Airports

Istanbul New Airport set for ‘soft opening’ on Monday

Istanbul’s new state-of-the-art hub Istanbul New Airport was unveiled to the media yesterday including CAAS and is set for a ‘soft opening’ on Monday (29 October) – the Republic Day of Turkey 2018.

Turkish President Recep Tayyip Erdoğan is set to officially declare the new airport open for flights during a ceremony on Monday. The airport will replace Istanbul Ataturk as the main hub in the city straddling Europe and Asia.

The soft opening will see Turkish Airlines operating five flights a day, three routes to domestic destinations in Turkey and two international destinations to Azerbaijan and Northern Cyprus.

At the media day yesterday, journalists were given the opportunity to wander one of the domestic piers, while the rest of the airport is looking quite unfinished, but operator IGA Airport Operations is still confident the main opening, referred to as the ‘big bang’ will take place on 31 December.

Once full opened or phase one, the airport will be able to handle 4.5 million tonnes of cargo and 90 million passengers, but it will then be developed in phases with the aim of having capacity for 200 million passengers in 10-15 years.

IGA Airport Operations chief executive officer, Kadri Samsunlu (pictured above) said once opened in phase one the total investment will be 7.4 billion, but this will rise to 10.5 billion once all phases are completed and IGA has the concession to run the airport for 25 years when it will be handed back to the government. As part of the deal it will pay the Turkish government 1 billion a year.

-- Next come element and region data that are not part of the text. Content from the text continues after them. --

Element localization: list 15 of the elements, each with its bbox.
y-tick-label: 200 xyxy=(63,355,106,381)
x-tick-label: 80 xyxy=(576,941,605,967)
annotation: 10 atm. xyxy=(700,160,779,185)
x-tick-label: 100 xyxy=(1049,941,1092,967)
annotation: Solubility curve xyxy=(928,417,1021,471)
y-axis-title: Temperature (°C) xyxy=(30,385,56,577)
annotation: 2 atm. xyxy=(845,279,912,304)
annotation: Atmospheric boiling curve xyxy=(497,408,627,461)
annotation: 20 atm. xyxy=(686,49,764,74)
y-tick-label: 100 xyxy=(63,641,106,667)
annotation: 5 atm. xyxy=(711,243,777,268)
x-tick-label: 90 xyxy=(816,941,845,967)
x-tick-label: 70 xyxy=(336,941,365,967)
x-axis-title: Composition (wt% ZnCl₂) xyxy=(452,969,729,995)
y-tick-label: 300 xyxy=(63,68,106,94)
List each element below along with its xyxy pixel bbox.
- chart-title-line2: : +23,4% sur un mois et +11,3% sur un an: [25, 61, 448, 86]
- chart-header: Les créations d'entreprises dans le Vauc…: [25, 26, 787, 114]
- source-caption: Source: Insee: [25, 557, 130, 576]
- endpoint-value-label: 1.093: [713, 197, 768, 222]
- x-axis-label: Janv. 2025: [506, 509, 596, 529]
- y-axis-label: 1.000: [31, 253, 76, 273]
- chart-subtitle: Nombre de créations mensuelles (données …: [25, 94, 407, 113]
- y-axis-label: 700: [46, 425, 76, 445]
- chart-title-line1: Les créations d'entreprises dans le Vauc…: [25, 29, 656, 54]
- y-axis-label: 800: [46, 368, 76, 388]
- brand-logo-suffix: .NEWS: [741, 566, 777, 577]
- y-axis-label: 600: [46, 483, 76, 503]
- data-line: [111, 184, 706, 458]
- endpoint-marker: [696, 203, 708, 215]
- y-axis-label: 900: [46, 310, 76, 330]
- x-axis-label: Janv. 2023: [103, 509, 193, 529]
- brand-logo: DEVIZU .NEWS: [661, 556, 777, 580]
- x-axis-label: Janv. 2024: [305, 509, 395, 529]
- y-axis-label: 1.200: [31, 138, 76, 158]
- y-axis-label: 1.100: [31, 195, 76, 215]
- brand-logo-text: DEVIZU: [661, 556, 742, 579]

He said a new name for the airport is likely to be given to INA on Monday, but had no details and he said the airport would use the airport code ISL during the two months, before taking the IST airport code which Istanbul Ataturk Airport uses once completely opened on 31 December.

Samsunlu said the soft opening gives Turkish Airlines the chance to practice operations and get organised and all flights and airlines and ground service opertators will move across in a 36-hour period from 29-30 December in preparation for the main opening on 31 December, when Ataturk will be closed for passenger flights. Freighters will continue to operate at Ataturk for the first half of 2019.

He said cargo is a major part of the airport and INA will have four times the capacity of Ataturk and it will help propel the growth of Turkish Cargo.

“Cargo is important. It is not put much attention but Turkish Cargo is growing to be a leading player. We will soon be in competition with Hong Kong International Airport in five to 10 years time,” Samsunlu said.

“More importantly at the facility, we can receive 30 freighters separately to the passenger aircraft (belly traffic). DHL is also developing a hub here (5 million) and UPS and FedEx are also going to operate,” he added.

Cargo operators will gradually move across to INA from Ataturk next year with the aim of all activities complete by the second haldf of 2019.

Samsunlu said the airport will be ready to receive them (handlers, freight forwarders etc) but operators need to carry out their investments first and it is waiting for them, so volumes into Istanbul will continue to go through Ataturk for a year.

He said INA will rival Dubai International Airport for freight and it will look to attract more freighters and international freight companies to the airport site, which will drive volumes.

In phases one, INA will be spread over 41.5 million square metres, compared to capacity-stretched Ataturk which covers only 12 million square metres and has no more space to grow.

INA’s airport area compares to 12 million square metres at Heathrow Airport , 21 million square metres at Frankfurt Airport, 20 million square metres Amsterdam Airport Schiphol and 19 million square metres at Hartsfield–Jackson Atlanta International Airport.

Samsunlu said in phase one INA will have one terminal, and will operate two runways. The plan is to add a third runway in 16 months.

He said other development phases will eventually see another terminal added, with six runways possible sometime from 2026-28.

There will be 143 passenger boarding bridges in phase one, with 114 small-body aircraft able to operate at the terminal at any one time, while there will be 15 dedicated Airbus A380 units.

Slots won’t be a problem and the airport is hoping to welcome one of the US big three of United Airlines, Delta Air Lines and American Airlines, who stopped flying to Istanbul a few years ago, athough there has yet been anything announced by any of the three about a return to Istanbul.

Construction has been a challenge with protests by workers about conditions and 30 people have died on site during the building of the airport, Samsunlu said. He said 34,000 workers have been working at the site a day so challenges with the workforce were inevitable, although it has done its best to resolve issues arising peacefully.